3. Subtractive organelle proteomics help distinguish organelle-associated proteins from background proteins

Subtractive proteomics strategies were developed to reduce the frequency of false-positive contaminants in organelle fractions (23). To examine proteins in a nuclear envelope fraction by MS, a post-nuclear microsomal fraction was also analyzed in parallel. Proteins identified in the microsomal fractions, presumably containing no nuclear envelope, were considered as background and then subtracted from the proteins in the nuclear envelope fraction. Using this strategy, 80 nuclear envelope proteins were identified with high fidelity. However, this background subtraction scheme utilizes two protein lists from separate proteomics analyses, and thus can lead to both false negative and false positive identifications. For example, a false negative result can arisefrom subtraction of any identification in the background sample, even if its amount is significantly less than that in the test sample. On the other hand, differences in sample complexities and dynamic ranges between the test and background fractions can lead to identifications in the test but not the background sample and thus generate false positive results. Consequently, such qualitative-based subtractive proteomics have been most useful for samples with similar compositions, and for data acquired with high performance mass spectrometers.

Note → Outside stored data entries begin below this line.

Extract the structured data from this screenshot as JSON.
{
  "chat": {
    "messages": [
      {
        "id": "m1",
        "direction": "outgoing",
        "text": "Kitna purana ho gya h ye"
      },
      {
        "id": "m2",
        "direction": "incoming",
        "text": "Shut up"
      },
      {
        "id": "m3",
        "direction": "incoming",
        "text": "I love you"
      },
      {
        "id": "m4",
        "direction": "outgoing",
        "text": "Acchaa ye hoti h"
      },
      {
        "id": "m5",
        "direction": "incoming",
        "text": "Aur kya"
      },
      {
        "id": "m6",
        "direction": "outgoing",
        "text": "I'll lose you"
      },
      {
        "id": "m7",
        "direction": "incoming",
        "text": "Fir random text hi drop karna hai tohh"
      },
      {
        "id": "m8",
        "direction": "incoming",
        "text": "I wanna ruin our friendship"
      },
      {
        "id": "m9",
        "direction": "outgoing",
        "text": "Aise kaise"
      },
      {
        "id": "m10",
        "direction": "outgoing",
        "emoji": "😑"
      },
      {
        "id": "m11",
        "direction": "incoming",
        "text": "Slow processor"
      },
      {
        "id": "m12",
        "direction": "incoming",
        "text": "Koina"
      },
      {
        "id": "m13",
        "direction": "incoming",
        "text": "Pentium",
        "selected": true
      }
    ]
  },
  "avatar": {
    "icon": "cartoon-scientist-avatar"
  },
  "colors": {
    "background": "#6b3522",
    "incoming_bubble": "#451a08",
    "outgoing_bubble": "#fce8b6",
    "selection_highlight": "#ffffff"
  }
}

Some of the limitations of early subtractive proteomics have been circumvented by the development of quantitative proteomics approaches that allow comparison of the relative abundance of proteins from the target and control fraction in the identical analytical environment following sample combination. Foster and colleagues utilized SILAC-based isotope labeling to analyze lipid rafts (24, 25), with heavy isotopes for samples containing lipid rafts and light isotopes for control samples treated with cholesterol-disrupting agents to remove lipid rafts (26). Following cell lysis, samples with equal amounts of protein were combined, prepared for lipid raft fractionation, and then analyzed by MS. This quantitative proteomics analysis allowed assignment of proteins with different heavy/light ratios into three protein groups: raft proteins (ratio > 7.5), raft-associated proteins (ratio > 3.0 but <7.5), or nonspecific proteins (ration < 3.0). A second study to profile clathrin-coated vesicles used heavy and light iTRAQ reagents to label an untreated sample and one in which the clathrin heavy chain was knocked down by siRNA (27). The combined samples were processed, analyzed by MS and the acquired proteins with light/heavy ratios >2 were referred to as clathrin coated vesicle-associated proteins (28). For both of these studies, the application of quantified ratios between the sample and control fractions was the basis for subtraction of false identifications, an advance that lowers error rates. However, the use of arbitrary thresholds rather than statistical analyses as the basis for assignment of organelle associations remains a limitation.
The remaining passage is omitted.